Cracking the Waikato bus card system
The Waikato electronic card for buses - Busit
I recently published an application for reading the balance from a Busit card, the electronic ticketing system used in Waikato/Hamilton, New Zealand. One of the questions people have asked is what process did I use to get it working. This post hopefully provides some of the information required to build something like this for another city’s bus card system, or give a little more technical information for anyone interested.
What type of card are we dealing with?
The first thing when looking into a new card is to figure out what it actually is. Luckily there’s not a shortage of tools we can use for this these days, starting with your standard smart phone.
Most Android devices (and newer iPhones) have NFC built in, which allows reading one of the primary types of electronic cards. Most cards are split into low frequency (often just called RFID), and high frequency (often called NFC, though they’re technically RFID too). By attempting to read a card like this using your mobile phone, you can easily see which the system uses.
In our case, I opened up a free tool I often use for this kind of thing, NFC Tools, and scanned the Busit card:
The most important thing we can see on this screen is the Tag Type, listed as “NXP Mifare Classic 1k”. A little searching around the internet seems to indicate this is a common type of card for transportation systems, and more importantly for us, it’s considered very insecure.
Mifare Classic, and other bad decisions
Looking into the relevant Android APIs, it looks like we’re going to be able to develop something that can read and write information, but first, we’re going to need to know the keys in use for the Busit card.
The tool we’ve used so far (NFC Tools) hasn’t given us the option of cracking the keys for the Mifare Classic, so we’ll need to investigate another approach. In my case, I have access to a Proxmark3, which is capable of attacking the Mifare Classic protocol.
The Proxmark3 RDV2
Once I had the Proxmark3 set up and working on my PC, I was able to start probing the card and performing attacks. By running the command hf search, I was able to see the Busit card I had has a weak PRNG. In my experience, most Mifare Classic cards have this same issue.
Now we have everything we need to begin an attack. To speed things up, we can check for default keys on the Busit card. People have contributed a large number of common keys to the Proxmark3 repository, so we might get lucky. We just run the hf mf chk * ? default_keys.dic command, which means “hi-frequency, mifare, check every sector and every slot, using every default key from default_keys.dic”.
Turns out the keys for Busit don't really require cracking
Lo and behold, the Proxmark3 steps have been completely unnecessary! The Busit card uses the “default” keys of FFFFFFFFFFFF (which is the computer equivalent of setting your password to “1”).
With the keys obtained, we can begin looking at the data on the card and building our Android application.
Dumping our data
If you know the keys to a Mifare Classic card, there’s no limit to the ways you can read the data stored on it. In my case, since I wanted to build an Android application, I used my Android smart phone to dump all of the data from the card. I could have also used the Proxmark3 (with the hf mf dump command) to see what data was stored on the card.

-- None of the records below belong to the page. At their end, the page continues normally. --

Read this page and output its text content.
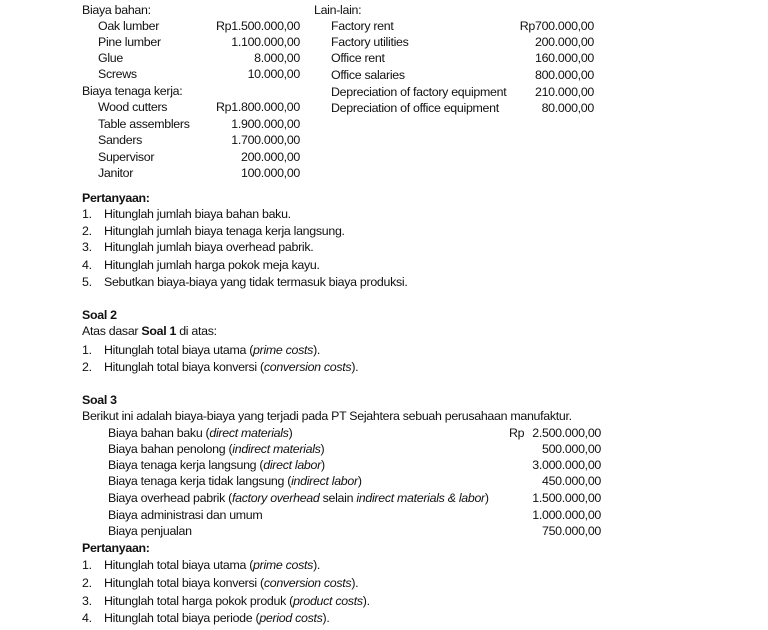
Biaya bahan:
Oak lumber	Rp1.500.000,00
Pine lumber	1.100.000,00
Glue	8.000,00
Screws	10.000,00
Biaya tenaga kerja:
Wood cutters	Rp1.800.000,00
Table assemblers	1.900.000,00
Sanders	1.700.000,00
Supervisor	200.000,00
Janitor	100.000,00
Lain-lain:
Factory rent	Rp700.000,00
Factory utilities	200.000,00
Office rent	160.000,00
Office salaries	800.000,00
Depreciation of factory equipment	210.000,00
Depreciation of office equipment	80.000,00
Pertanyaan:
1. Hitunglah jumlah biaya bahan baku.
2. Hitunglah jumlah biaya tenaga kerja langsung.
3. Hitunglah jumlah biaya overhead pabrik.
4. Hitunglah jumlah harga pokok meja kayu.
5. Sebutkan biaya-biaya yang tidak termasuk biaya produksi.
Soal 2
Atas dasar Soal 1 di atas:
1. Hitunglah total biaya utama (prime costs).
2. Hitunglah total biaya konversi (conversion costs).
Soal 3
Berikut ini adalah biaya-biaya yang terjadi pada PT Sejahtera sebuah perusahaan manufaktur.
Biaya bahan baku (direct materials)	Rp 2.500.000,00
Biaya bahan penolong (indirect materials)	500.000,00
Biaya tenaga kerja langsung (direct labor)	3.000.000,00
Biaya tenaga kerja tidak langsung (indirect labor)	450.000,00
Biaya overhead pabrik (factory overhead selain indirect materials & labor)	1.500.000,00
Biaya administrasi dan umum	1.000.000,00
Biaya penjualan	750.000,00
Pertanyaan:
1. Hitunglah total biaya utama (prime costs).
2. Hitunglah total biaya konversi (conversion costs).
3. Hitunglah total harga pokok produk (product costs).
4. Hitunglah total biaya periode (period costs).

If you’re interested in the exact code used, check it out on GitHub.
Once I had the data, all that was left was to determine which of the sectors on the card corresponded with the balance. There can be some guess-work involved, but since I knew the balance on the card before I scanned it (from looking at my last travel receipt), I was able to have an idea of what I was looking for.

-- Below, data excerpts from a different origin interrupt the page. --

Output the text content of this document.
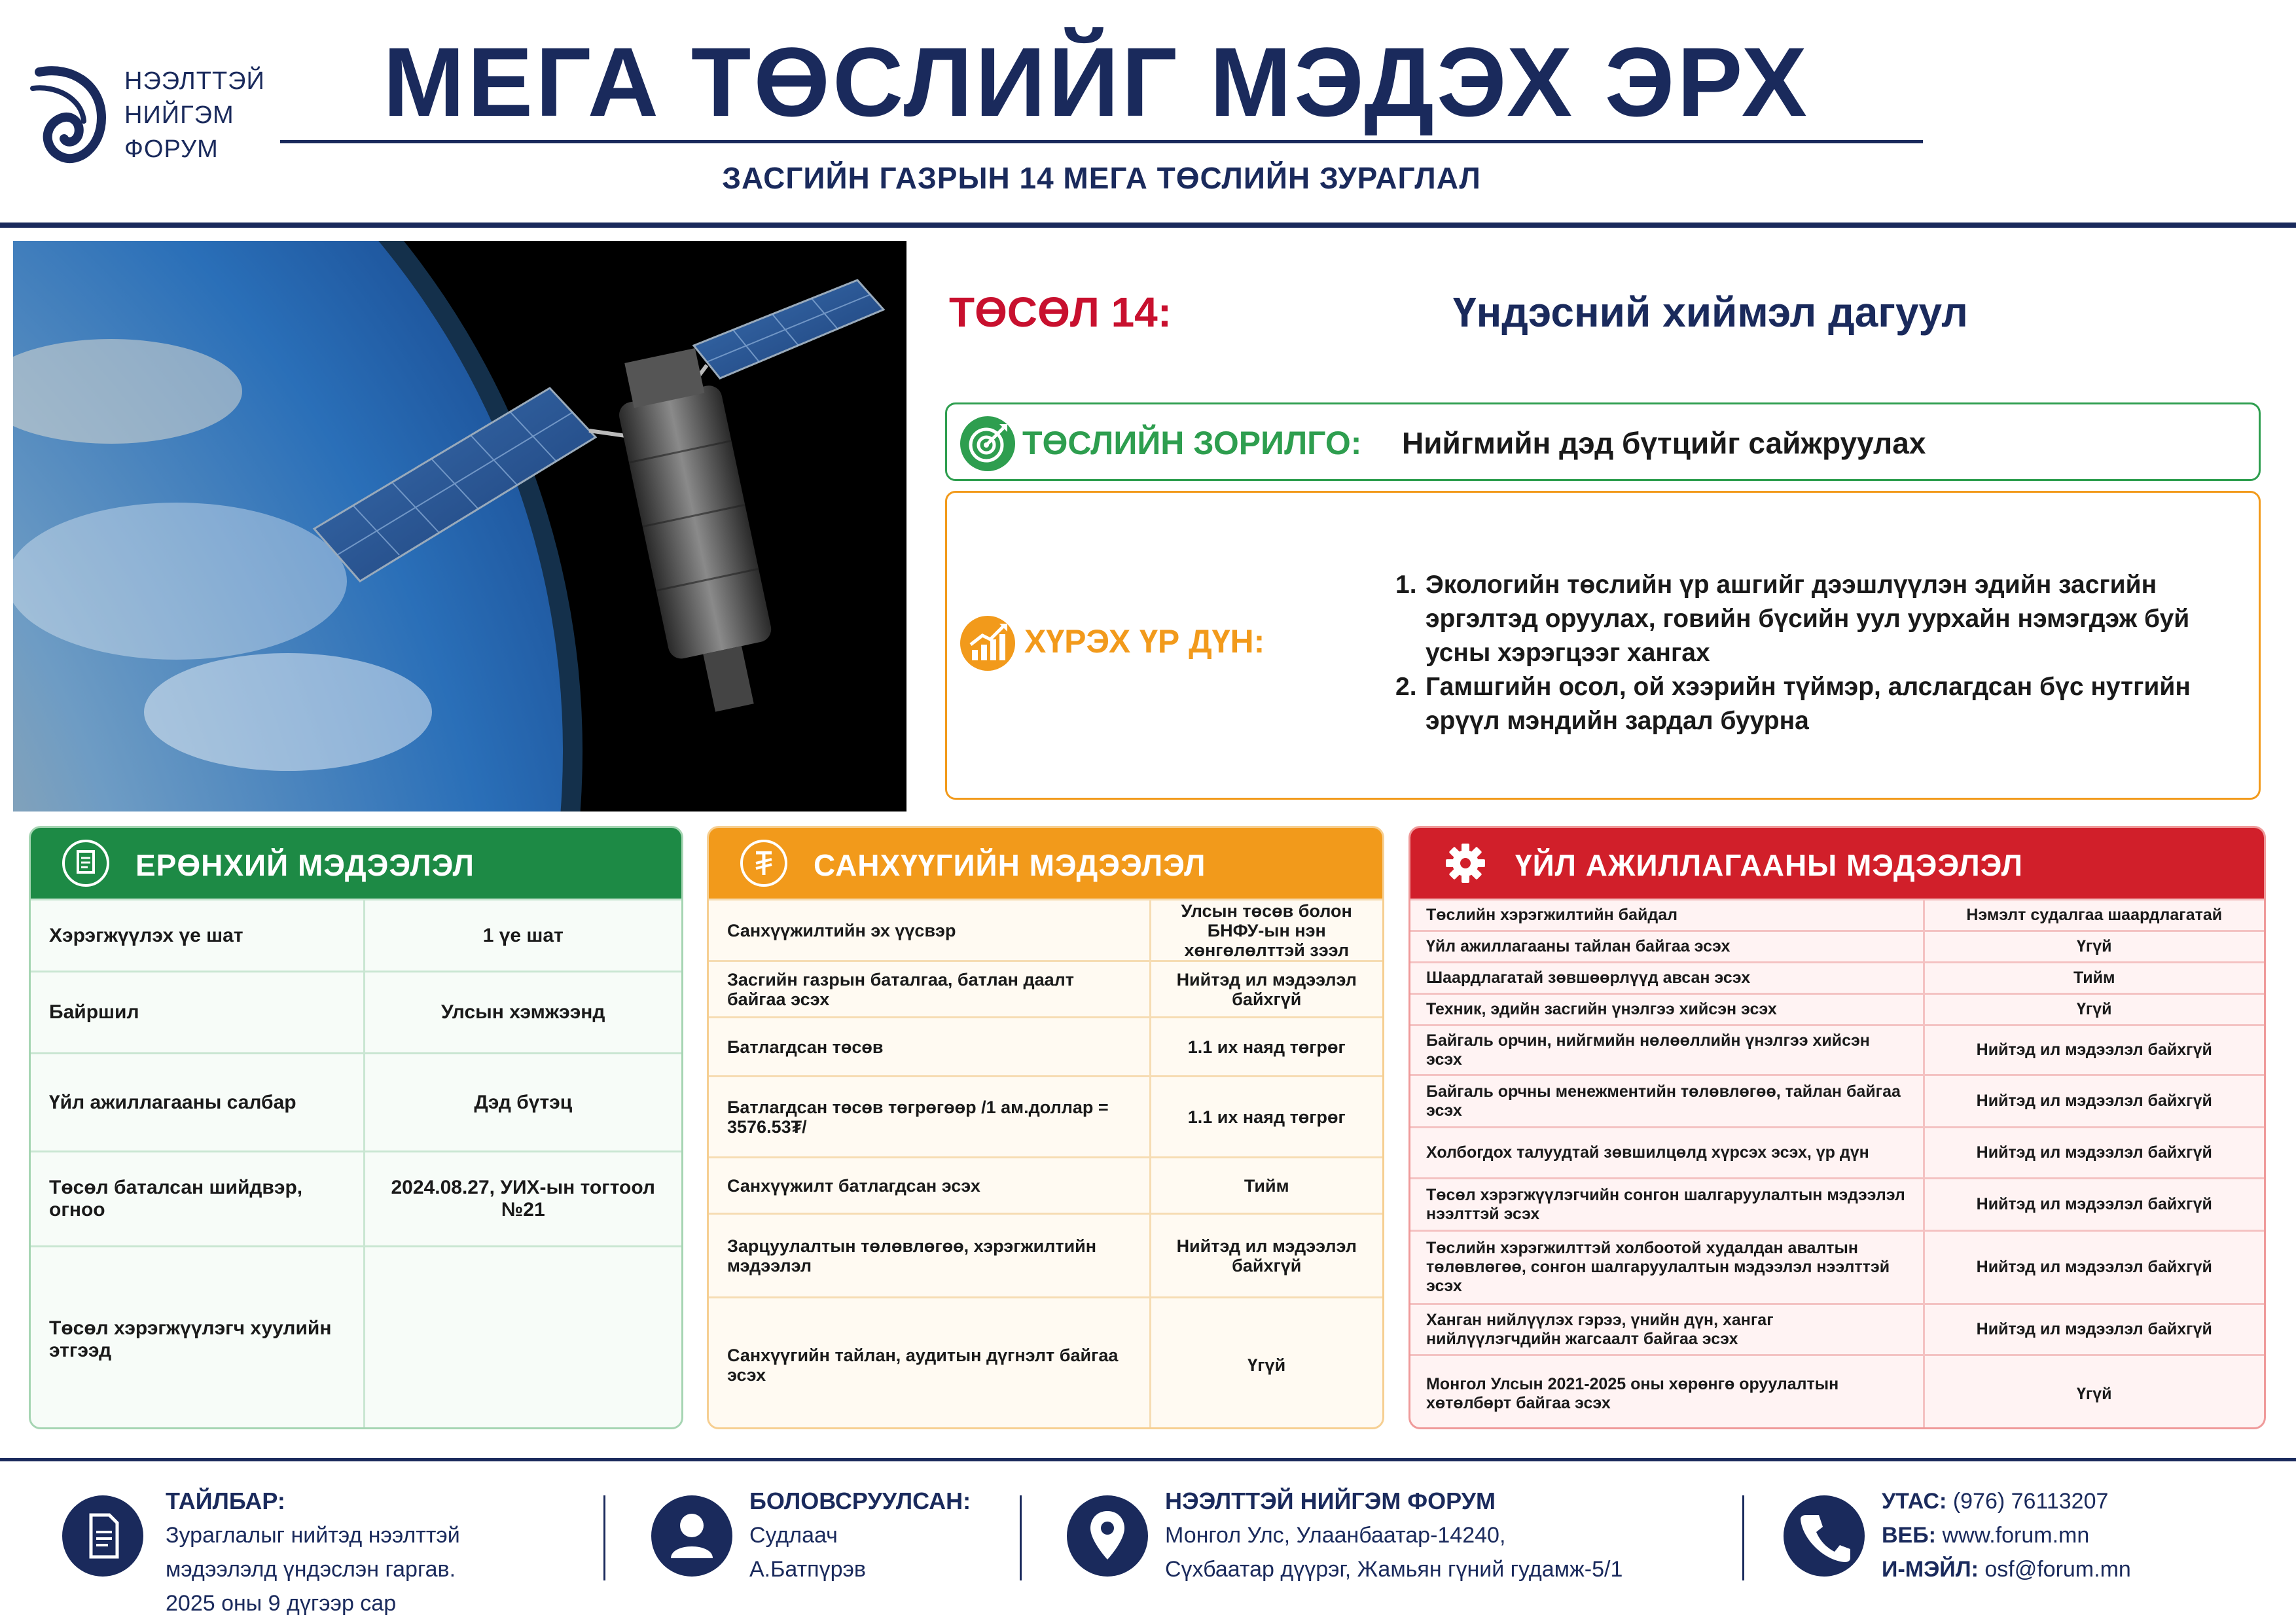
НЭЭЛТТЭЙ
НИЙГЭМ
ФОРУМ
МЕГА ТӨСЛИЙГ МЭДЭХ ЭРХ
ЗАСГИЙН ГАЗРЫН 14 МЕГА ТӨСЛИЙН ЗУРАГЛАЛ
ТӨСӨЛ 14:	Үндэсний хиймэл дагуул
ТӨСЛИЙН ЗОРИЛГО: Нийгмийн дэд бүтцийг сайжруулах
ХҮРЭХ ҮР ДҮН:
1. Экологийн төслийн үр ашгийг дээшлүүлэн эдийн засгийн эргэлтэд оруулах, говийн бүсийн уул уурхайн нэмэгдэж буй усны хэрэгцээг хангах
2. Гамшгийн осол, ой хээрийн түймэр, алслагдсан бүс нутгийн эрүүл мэндийн зардал буурна
ЕРӨНХИЙ МЭДЭЭЛЭЛ
Хэрэгжүүлэх үе шат	1 үе шат
Байршил	Улсын хэмжээнд
Үйл ажиллагааны салбар	Дэд бүтэц
Төсөл баталсан шийдвэр, огноо	2024.08.27, УИХ-ын тогтоол №21
Төсөл хэрэгжүүлэгч хуулийн этгээд	
САНХҮҮГИЙН МЭДЭЭЛЭЛ
Санхүүжилтийн эх үүсвэр	Улсын төсөв болон БНФУ-ын нэн хөнгөлөлттэй зээл
Засгийн газрын баталгаа, батлан даалт байгаа эсэх	Нийтэд ил мэдээлэл байхгүй
Батлагдсан төсөв	1.1 их наяд төгрөг
Батлагдсан төсөв төгрөгөөр /1 ам.доллар = 3576.53₮/	1.1 их наяд төгрөг
Санхүүжилт батлагдсан эсэх	Тийм
Зарцуулалтын төлөвлөгөө, хэрэгжилтийн мэдээлэл	Нийтэд ил мэдээлэл байхгүй
Санхүүгийн тайлан, аудитын дүгнэлт байгаа эсэх	Үгүй
ҮЙЛ АЖИЛЛАГААНЫ МЭДЭЭЛЭЛ
Төслийн хэрэгжилтийн байдал	Нэмэлт судалгаа шаардлагатай
Үйл ажиллагааны тайлан байгаа эсэх	Үгүй
Шаардлагатай зөвшөөрлүүд авсан эсэх	Тийм
Техник, эдийн засгийн үнэлгээ хийсэн эсэх	Үгүй
Байгаль орчин, нийгмийн нөлөөллийн үнэлгээ хийсэн эсэх	Нийтэд ил мэдээлэл байхгүй
Байгаль орчны менежментийн төлөвлөгөө, тайлан байгаа эсэх	Нийтэд ил мэдээлэл байхгүй
Холбогдох талуудтай зөвшилцөлд хүрсэх эсэх, үр дүн	Нийтэд ил мэдээлэл байхгүй
Төсөл хэрэгжүүлэгчийн сонгон шалгаруулалтын мэдээлэл нээлттэй эсэх	Нийтэд ил мэдээлэл байхгүй
Төслийн хэрэгжилттэй холбоотой худалдан авалтын төлөвлөгөө, сонгон шалгаруулалтын мэдээлэл нээлттэй эсэх	Нийтэд ил мэдээлэл байхгүй
Ханган нийлүүлэх гэрээ, үнийн дүн, хангаг нийлүүлэгчдийн жагсаалт байгаа эсэх	Нийтэд ил мэдээлэл байхгүй
Монгол Улсын 2021-2025 оны хөрөнгө оруулалтын хөтөлбөрт байгаа эсэх	Үгүй
ТАЙЛБАР:
Зураглалыг нийтэд нээлттэй
мэдээлэлд үндэслэн гаргав.
2025 оны 9 дүгээр сар
БОЛОВСРУУЛСАН:
Судлаач
А.Батпүрэв
НЭЭЛТТЭЙ НИЙГЭМ ФОРУМ
Монгол Улс, Улаанбаатар-14240,
Сүхбаатар дүүрэг, Жамьян гүний гудамж-5/1
УТАС: (976) 76113207
ВЕБ: www.forum.mn
И-МЭЙЛ: osf@forum.mn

My last balance was $10.70, which can be stored a few ways by a computer. One might be to store it as a string, though that seems unlikely given strings are not very easy for a computer to do math on. Another might be a system called “floating point”, though this also seems unlikely, as floating point systems end up not being able to store a value like “$10.70” properly. The most likely option is just to store the number “1070”, using the standard computer number system of binary. In many dumps that people are looking at, such as the Proxmark3 Mifare dump format, you’re going to be seeing hexadecimal numbers instead. In our case, 1070 will show up as “ 42E”.
Once I knew what I was looking for, finding the right sector was easy. There was only one place where the value “42E”/”1070” was stored on the Busit card, which means it must be the balance. By noting down where it was, we can build an Android application which looks in this same place for every card and converts the value back to something human readable.
The latest source-code for the project is up on GitHub, so you can see how the Android application reads and decodes this value.
Now that we have read the value out, you might have a good guess at how to write the value. While I haven’t tested it, all signs point to it being trivial to modify the balance on your Busit card. That being said, there are many ways for you to be caught doing this kind of balance modification – someone, somewhere, is eventually going to notice a discrepancy in how much money they’re meant to be making vs how much they really are.
Previous work
Nothing in this post is new research, its all been done before.
Notable prior work that informed this post is is a similar set of problems discovered by AmmonRa, presented at Kiwicon, in the Christchurch bus system.
Other research of great value is the significant amount of effort put into defeating the security of the Mifare Classic system. Wikipedia is probably the best place to find a summary of relevant papers for those interested in learning more about this.
The Proxmark3 project has also been instrumental to my learning about different electronic cards and their security weaknesses.